Digg Close to Profits, New CEO Also Just Around the Corner

Digg CEO Kevin Rose

Digg will soon announce a new CEO, according to co-founder and current chief executive Kevin Rose, who admits he’s not really a good fit for the job, calling the task of managing the startup’s 80-person staff “a nightmare” in a video interview with All Things Digital (full version embedded below). Rose — who took the top job when CEO Jay Adelson left the company earlier this year — also says the company has annual revenue in the “double-digit millions” and has had a number of break-even months; therefore, he doesn’t feel that it needs to raise additional capital.

The Digg founder also told All Things Digital that the new version of Digg, which has been in invitation-only testing for almost a year, involves some “big, bold new directions” for the company. Rose says while that means “if you get it wrong you may screw things up pretty bad — I’m OK with that, our investors are OK with it, and we have some good solid ideas we want to bet on” over the next four to six months. He also said he realizes that “we’ve got a very small window to really get things right,” and that there are a lot of other competitors trying to solve the same problem Digg is, which he described as filtering the firehose of information that comes from Twitter and Facebook and other social-media services.

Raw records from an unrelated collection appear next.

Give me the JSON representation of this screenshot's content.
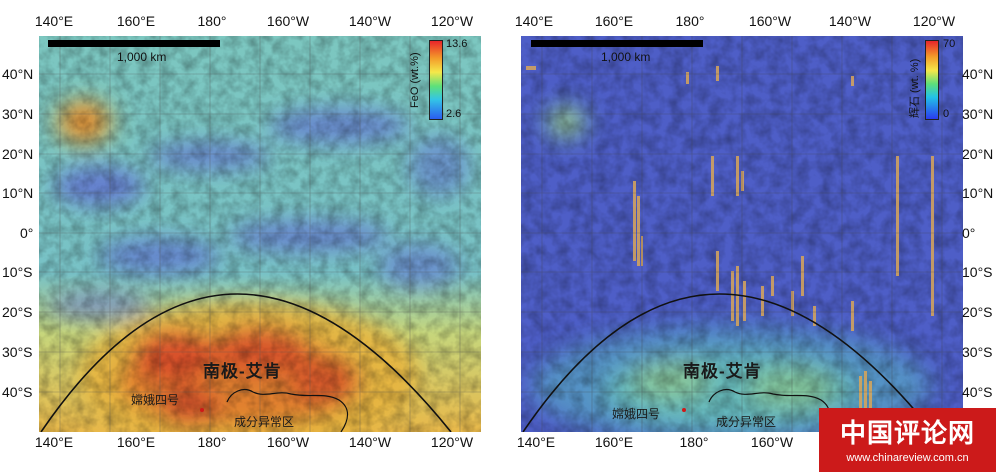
{
  "ticks": {
    "lon_top": [
      "140°E",
      "160°E",
      "180°",
      "160°W",
      "140°W",
      "120°W"
    ],
    "lon_bottom": [
      "140°E",
      "160°E",
      "180°",
      "160°W",
      "140°W",
      "120°W"
    ],
    "lat": [
      "40°N",
      "30°N",
      "20°N",
      "10°N",
      "0°",
      "10°S",
      "20°S",
      "30°S",
      "40°S"
    ]
  },
  "left_panel": {
    "scale_label": "1,000 km",
    "colorbar_title": "FeO (wt.%)",
    "colorbar_max": "13.6",
    "colorbar_min": "2.6",
    "region_label": "南极-艾肯",
    "site_label": "嫦娥四号",
    "anomaly_label": "成分异常区"
  },
  "right_panel": {
    "scale_label": "1,000 km",
    "colorbar_title": "辉石 (wt. %)",
    "colorbar_max": "70",
    "colorbar_min": "0",
    "region_label": "南极-艾肯",
    "site_label": "嫦娥四号",
    "anomaly_label": "成分异常区"
  },
  "watermark": {
    "brand": "中国评论网",
    "url": "www.chinareview.com.cn"
  },
  "colors": {
    "feo_low": "#4a5fd6",
    "feo_mid": "#6ec3c0",
    "feo_high": "#d9472a",
    "pyroxene_bg": "#4e5ec7",
    "watermark_red": "#cc1a1a"
  }
}
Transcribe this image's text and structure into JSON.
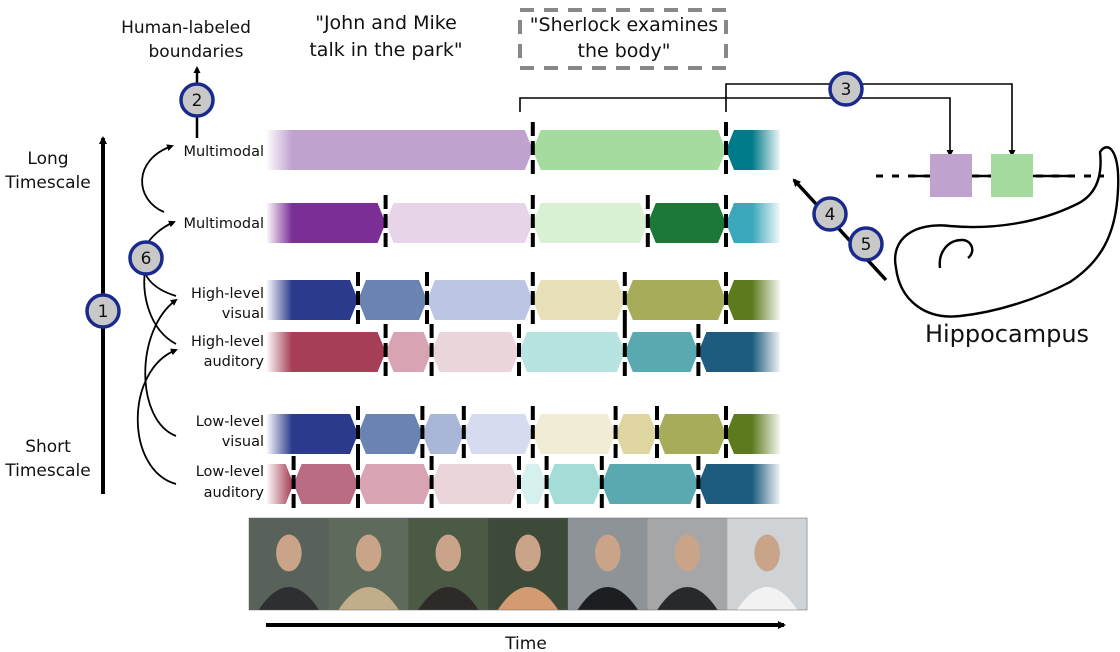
{
  "header": {
    "human_labeled": [
      "Human-labeled",
      "boundaries"
    ],
    "quote_left": [
      "\"John and Mike",
      "talk in the park\""
    ],
    "quote_right": [
      "\"Sherlock examines",
      "the body\""
    ]
  },
  "axis": {
    "long": [
      "Long",
      "Timescale"
    ],
    "short": [
      "Short",
      "Timescale"
    ],
    "time": "Time"
  },
  "hippocampus": {
    "label": "Hippocampus"
  },
  "steps": [
    "1",
    "2",
    "3",
    "4",
    "5",
    "6"
  ],
  "event_colors": [
    "#c0a2ce",
    "#a6dba0"
  ],
  "rows": [
    {
      "label": [
        "Multimodal"
      ],
      "segments": [
        {
          "start": 0.0,
          "end": 0.58,
          "color": "#c0a2ce"
        },
        {
          "start": 0.58,
          "end": 1.0,
          "color": "#a6dba0"
        },
        {
          "start": 1.0,
          "end": 1.2,
          "color": "#007b8a"
        }
      ],
      "boundaries": [
        0.58,
        1.0
      ]
    },
    {
      "label": [
        "Multimodal"
      ],
      "segments": [
        {
          "start": 0.0,
          "end": 0.26,
          "color": "#7b2f96"
        },
        {
          "start": 0.26,
          "end": 0.58,
          "color": "#e7d4e8"
        },
        {
          "start": 0.58,
          "end": 0.83,
          "color": "#d9f0d3"
        },
        {
          "start": 0.83,
          "end": 1.0,
          "color": "#1b7837"
        },
        {
          "start": 1.0,
          "end": 1.2,
          "color": "#3aa7bb"
        }
      ],
      "boundaries": [
        0.26,
        0.58,
        0.83,
        1.0
      ]
    },
    {
      "label": [
        "High-level",
        "visual"
      ],
      "segments": [
        {
          "start": 0.0,
          "end": 0.2,
          "color": "#2c3a8c"
        },
        {
          "start": 0.2,
          "end": 0.35,
          "color": "#6b83b0"
        },
        {
          "start": 0.35,
          "end": 0.58,
          "color": "#bcc6e3"
        },
        {
          "start": 0.58,
          "end": 0.78,
          "color": "#e8e0b8"
        },
        {
          "start": 0.78,
          "end": 1.0,
          "color": "#a7ac5a"
        },
        {
          "start": 1.0,
          "end": 1.2,
          "color": "#5e7a1e"
        }
      ],
      "boundaries": [
        0.2,
        0.35,
        0.58,
        0.78,
        1.0
      ]
    },
    {
      "label": [
        "High-level",
        "auditory"
      ],
      "segments": [
        {
          "start": 0.0,
          "end": 0.26,
          "color": "#a63f55"
        },
        {
          "start": 0.26,
          "end": 0.36,
          "color": "#d8a4b3"
        },
        {
          "start": 0.36,
          "end": 0.55,
          "color": "#ead5da"
        },
        {
          "start": 0.55,
          "end": 0.78,
          "color": "#b7e3e0"
        },
        {
          "start": 0.78,
          "end": 0.94,
          "color": "#5aa8b0"
        },
        {
          "start": 0.94,
          "end": 1.2,
          "color": "#1d5c7e"
        }
      ],
      "boundaries": [
        0.26,
        0.36,
        0.55,
        0.78,
        0.94
      ]
    },
    {
      "label": [
        "Low-level",
        "visual"
      ],
      "segments": [
        {
          "start": 0.0,
          "end": 0.2,
          "color": "#2c3a8c"
        },
        {
          "start": 0.2,
          "end": 0.34,
          "color": "#6b83b0"
        },
        {
          "start": 0.34,
          "end": 0.43,
          "color": "#a9b6d8"
        },
        {
          "start": 0.43,
          "end": 0.58,
          "color": "#d6dbef"
        },
        {
          "start": 0.58,
          "end": 0.76,
          "color": "#f1ecd6"
        },
        {
          "start": 0.76,
          "end": 0.85,
          "color": "#ded5a0"
        },
        {
          "start": 0.85,
          "end": 1.0,
          "color": "#a7ac5a"
        },
        {
          "start": 1.0,
          "end": 1.2,
          "color": "#5e7a1e"
        }
      ],
      "boundaries": [
        0.2,
        0.34,
        0.43,
        0.58,
        0.76,
        0.85,
        1.0
      ]
    },
    {
      "label": [
        "Low-level",
        "auditory"
      ],
      "segments": [
        {
          "start": -0.04,
          "end": 0.06,
          "color": "#a63f55"
        },
        {
          "start": 0.06,
          "end": 0.2,
          "color": "#b86b82"
        },
        {
          "start": 0.2,
          "end": 0.36,
          "color": "#d8a4b3"
        },
        {
          "start": 0.36,
          "end": 0.55,
          "color": "#ead5da"
        },
        {
          "start": 0.55,
          "end": 0.61,
          "color": "#d5f0ed"
        },
        {
          "start": 0.61,
          "end": 0.73,
          "color": "#a4dcd8"
        },
        {
          "start": 0.73,
          "end": 0.94,
          "color": "#5aa8b0"
        },
        {
          "start": 0.94,
          "end": 1.2,
          "color": "#1d5c7e"
        }
      ],
      "boundaries": [
        0.06,
        0.2,
        0.36,
        0.55,
        0.61,
        0.73,
        0.94
      ]
    }
  ],
  "frames": [
    {
      "bg": "#59625a",
      "figure": "#2e2f33"
    },
    {
      "bg": "#5d6a5c",
      "figure": "#c2ad8a"
    },
    {
      "bg": "#4a5a44",
      "figure": "#2d2a28"
    },
    {
      "bg": "#3d4a39",
      "figure": "#d49b72"
    },
    {
      "bg": "#8e9397",
      "figure": "#1d1e22"
    },
    {
      "bg": "#a4a6a8",
      "figure": "#27292d"
    },
    {
      "bg": "#cfd3d5",
      "figure": "#f2f2f2"
    }
  ]
}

Rose said that after a few years of hype about the company, Digg went through a difficult period after the economic downturn. At that point, he says, “a lot of us freaked here, and we said we need to focus on revenue and ads.” The Digg CEO says the company now has a new ad platform that is “working great,” so the focus is on getting the redesigned site launched (although he didn’t say when that would happen). Rose said there were more than 30 new features on the table when the redesign began, but that he chose to focus on about five that “we could do really well,” and that his vision for Digg was to be “the most efficient way for links to spread.”

The Digg founder also talked about how he liked working on product details and working with small teams rather than managing the entire company, and that being the CEO was “a pain in the a** that I would never wish on my worst enemy.”

Digg’s redesign involves a personalized stream of content from the people and sources a user chooses to subscribe to or “follow” — similar to the way users follow sources on Twitter — which led my colleague Liz to say that the link-sharing site wants to be “the Twitter of news.” Instead of seeing all the top submissions from the entire user-base, or within different content sections, the default view for the redesigned site is a central column called “My News” that features links submitted by people and publishers you’ve chosen to follow. As I described after trying out the new site, however, this makes the overlap between Digg and other social media a lot more obvious, which may or may not be a good thing.